Heureusement, des communautés chrétiennes se mobilisent pour accueillir et accompagner. Les difficultés d’intégration ne doivent pas être un prétexte pour renoncer. Comment voudrions-nous être traités si nous nous retrouvions avec une maison détruite, un demi-repas par jour, un avenir bouché et que nous prenions la décision de migrer ?

La réforme dans ce domaine passe par un changement de mentalité, mentalité accordant la priorité à l’appartenance nationale ou à la défense de pays plus ou moins « chrétiens ». Chrétiens, nous sommes les citoyens d’autre chose d’abord que de notre pays : le Royaume de Dieu, transnational.
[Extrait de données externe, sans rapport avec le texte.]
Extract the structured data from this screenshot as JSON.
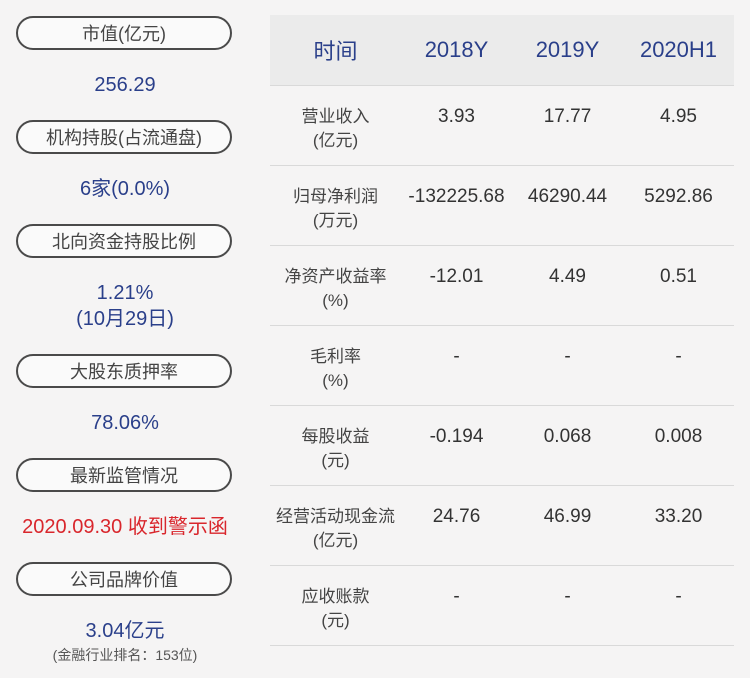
{
  "left": {
    "items": [
      {
        "label": "市值(亿元)",
        "value": "256.29"
      },
      {
        "label": "机构持股(占流通盘)",
        "value": "6家(0.0%)"
      },
      {
        "label": "北向资金持股比例",
        "value": "1.21%",
        "value2": "(10月29日)"
      },
      {
        "label": "大股东质押率",
        "value": "78.06%"
      },
      {
        "label": "最新监管情况",
        "value": "2020.09.30 收到警示函"
      },
      {
        "label": "公司品牌价值",
        "value": "3.04亿元",
        "note": "(金融行业排名：153位)"
      }
    ]
  },
  "table": {
    "headers": [
      "时间",
      "2018Y",
      "2019Y",
      "2020H1"
    ],
    "rows": [
      {
        "label": "营业收入",
        "unit": "(亿元)",
        "values": [
          "3.93",
          "17.77",
          "4.95"
        ]
      },
      {
        "label": "归母净利润",
        "unit": "(万元)",
        "values": [
          "-132225.68",
          "46290.44",
          "5292.86"
        ]
      },
      {
        "label": "净资产收益率",
        "unit": "(%)",
        "values": [
          "-12.01",
          "4.49",
          "0.51"
        ]
      },
      {
        "label": "毛利率",
        "unit": "(%)",
        "values": [
          "-",
          "-",
          "-"
        ]
      },
      {
        "label": "每股收益",
        "unit": "(元)",
        "values": [
          "-0.194",
          "0.068",
          "0.008"
        ]
      },
      {
        "label": "经营活动现金流",
        "unit": "(亿元)",
        "values": [
          "24.76",
          "46.99",
          "33.20"
        ]
      },
      {
        "label": "应收账款",
        "unit": "(元)",
        "values": [
          "-",
          "-",
          "-"
        ]
      }
    ]
  },
  "colors": {
    "accent": "#2a3f8a",
    "alert": "#d9262c"
  }
}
L’appartenance nationale et tout ce qui la protège est seconde, car les valeurs du Royaume de Dieu ont priorité pour les chrétiens et l’Eglise. L’enjeu est le témoignage crédible de l’Eglise, en actes.

Choisir de rencontrer des réfugiés, apprendre à les connaître, par le biais de telle association, peut être l’occasion de s’exposer à une autre réalité, à un autre point de vue.

 

Conviction n° 4

« L’association fréquente de l’Eglise avec un statut privilégié, la richesse et la force n’est pas appropriée pour les disciples de Jésus et nuit à leur témoignage. Nous nous engageons à explorer les façons d’être une bonne nouvelle pour les pauvres, les démunis et ceux qui sont persécutés, conscients qu’une telle vie de disciple peut susciter l’opposition, inclure de la souffrance et parfois, en dernier recours, mener au martyre. »

 

Nos Eglises ne semblent ni particulièrement riches ni privilégiées. Elles sont parfois petites en nombres et faibles en ressources. Si les finances le permettaient, elles feraient plus et mieux, dans bien des domaines. On peut se demander si cette conviction n’a pas grand-chose à nous dire dans le contexte des Eglises évangéliques minoritaires en France.
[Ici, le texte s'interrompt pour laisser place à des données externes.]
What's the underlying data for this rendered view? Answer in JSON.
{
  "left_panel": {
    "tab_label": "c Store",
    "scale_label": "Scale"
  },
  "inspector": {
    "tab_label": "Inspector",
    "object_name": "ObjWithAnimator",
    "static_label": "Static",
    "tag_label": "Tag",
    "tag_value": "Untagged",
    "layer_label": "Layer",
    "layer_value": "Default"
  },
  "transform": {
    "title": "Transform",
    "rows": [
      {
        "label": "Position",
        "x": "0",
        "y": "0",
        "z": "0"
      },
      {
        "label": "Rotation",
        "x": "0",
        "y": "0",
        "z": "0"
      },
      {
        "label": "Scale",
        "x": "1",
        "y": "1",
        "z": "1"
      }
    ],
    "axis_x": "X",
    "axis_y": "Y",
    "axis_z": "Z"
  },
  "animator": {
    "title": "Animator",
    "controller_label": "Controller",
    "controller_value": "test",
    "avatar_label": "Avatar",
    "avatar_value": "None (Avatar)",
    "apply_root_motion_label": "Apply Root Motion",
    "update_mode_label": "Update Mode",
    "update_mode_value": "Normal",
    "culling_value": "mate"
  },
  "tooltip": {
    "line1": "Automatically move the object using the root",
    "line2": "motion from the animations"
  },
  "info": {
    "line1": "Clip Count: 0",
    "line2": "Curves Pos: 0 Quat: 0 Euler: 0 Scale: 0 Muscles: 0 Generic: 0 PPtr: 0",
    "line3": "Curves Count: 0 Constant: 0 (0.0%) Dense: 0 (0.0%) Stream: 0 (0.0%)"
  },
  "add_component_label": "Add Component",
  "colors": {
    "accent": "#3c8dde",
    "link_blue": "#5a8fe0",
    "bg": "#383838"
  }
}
Pourtant, il y a peut-être malgré tout matière à réflexion. Sans être riches et privilégiées, nos Eglises réunissent essentiellement des personnes de classe moyenne et elles peinent parfois à accueillir, à rejoindre et à accompagner des personnes de milieux sociaux défavorisés. Pourquoi ? Comment y travailler ?
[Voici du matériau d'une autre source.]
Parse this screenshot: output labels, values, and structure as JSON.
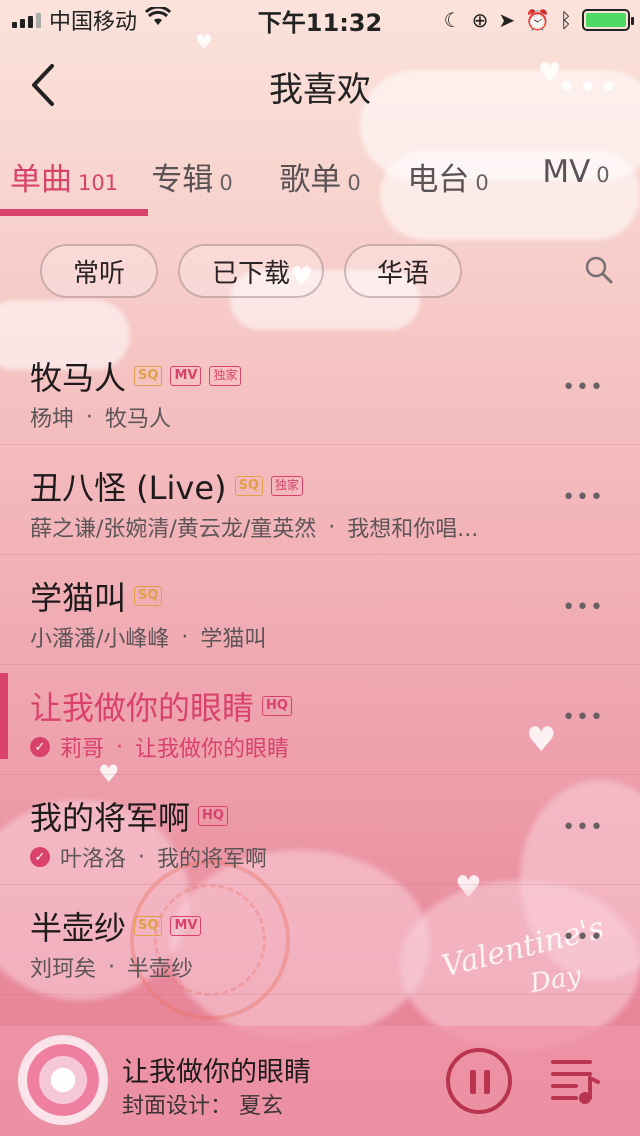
{
  "status_bar": {
    "carrier": "中国移动",
    "time": "下午11:32",
    "battery_level": 1.0
  },
  "nav": {
    "title": "我喜欢",
    "back_icon": "chevron-left-icon",
    "more_icon": "ellipsis-icon"
  },
  "tabs": [
    {
      "label": "单曲",
      "count": "101",
      "active": true
    },
    {
      "label": "专辑",
      "count": "0"
    },
    {
      "label": "歌单",
      "count": "0"
    },
    {
      "label": "电台",
      "count": "0"
    },
    {
      "label": "MV",
      "count": "0"
    }
  ],
  "filters": [
    "常听",
    "已下载",
    "华语"
  ],
  "songs": [
    {
      "title": "牧马人",
      "badges": [
        "SQ",
        "MV",
        "独家"
      ],
      "artist": "杨坤",
      "album": "牧马人"
    },
    {
      "title": "丑八怪 (Live)",
      "badges": [
        "SQ",
        "独家"
      ],
      "artist": "薛之谦/张婉清/黄云龙/童英然",
      "album": "我想和你唱..."
    },
    {
      "title": "学猫叫",
      "badges": [
        "SQ"
      ],
      "artist": "小潘潘/小峰峰",
      "album": "学猫叫"
    },
    {
      "title": "让我做你的眼睛",
      "badges": [
        "HQ"
      ],
      "artist": "莉哥",
      "album": "让我做你的眼睛",
      "playing": true,
      "downloaded": true
    },
    {
      "title": "我的将军啊",
      "badges": [
        "HQ"
      ],
      "artist": "叶洛洛",
      "album": "我的将军啊",
      "downloaded": true
    },
    {
      "title": "半壶纱",
      "badges": [
        "SQ",
        "MV"
      ],
      "artist": "刘珂矣",
      "album": "半壶纱"
    }
  ],
  "separator": "·",
  "player": {
    "title": "让我做你的眼睛",
    "subtitle": "封面设计： 夏玄"
  },
  "colors": {
    "accent": "#d9436b",
    "sq_badge": "#e0a04a"
  }
}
« Etre une bonne nouvelle pour les pauvres » : il ne s’agit pas de proposer l’évangile de la prospérité ni l’opium de la consolation de la vie éternelle, sans impact dans le présent. Mais de faire des pas en direction de communautés chrétiennes où l’on met en œuvre des manières de partager économiquement, au niveau local ou mondial. Je pense au Fonds de partage de la Conférence Mennonite Mondiale. Les Eglises plus riches (du Nord) donnent en faveur des Eglises plus pauvres (du Sud). Le Fond transmet des sommes, et les Eglises qui les reçoivent sont libres de décider de l’usage de l’argent reçu. Voilà l’exemple, au niveau mondial et au sein d’une dénomination, d’une pratique qui s’inscrit dans l’esprit du Jubilé (Lv 25), de manière adaptée à notre temps.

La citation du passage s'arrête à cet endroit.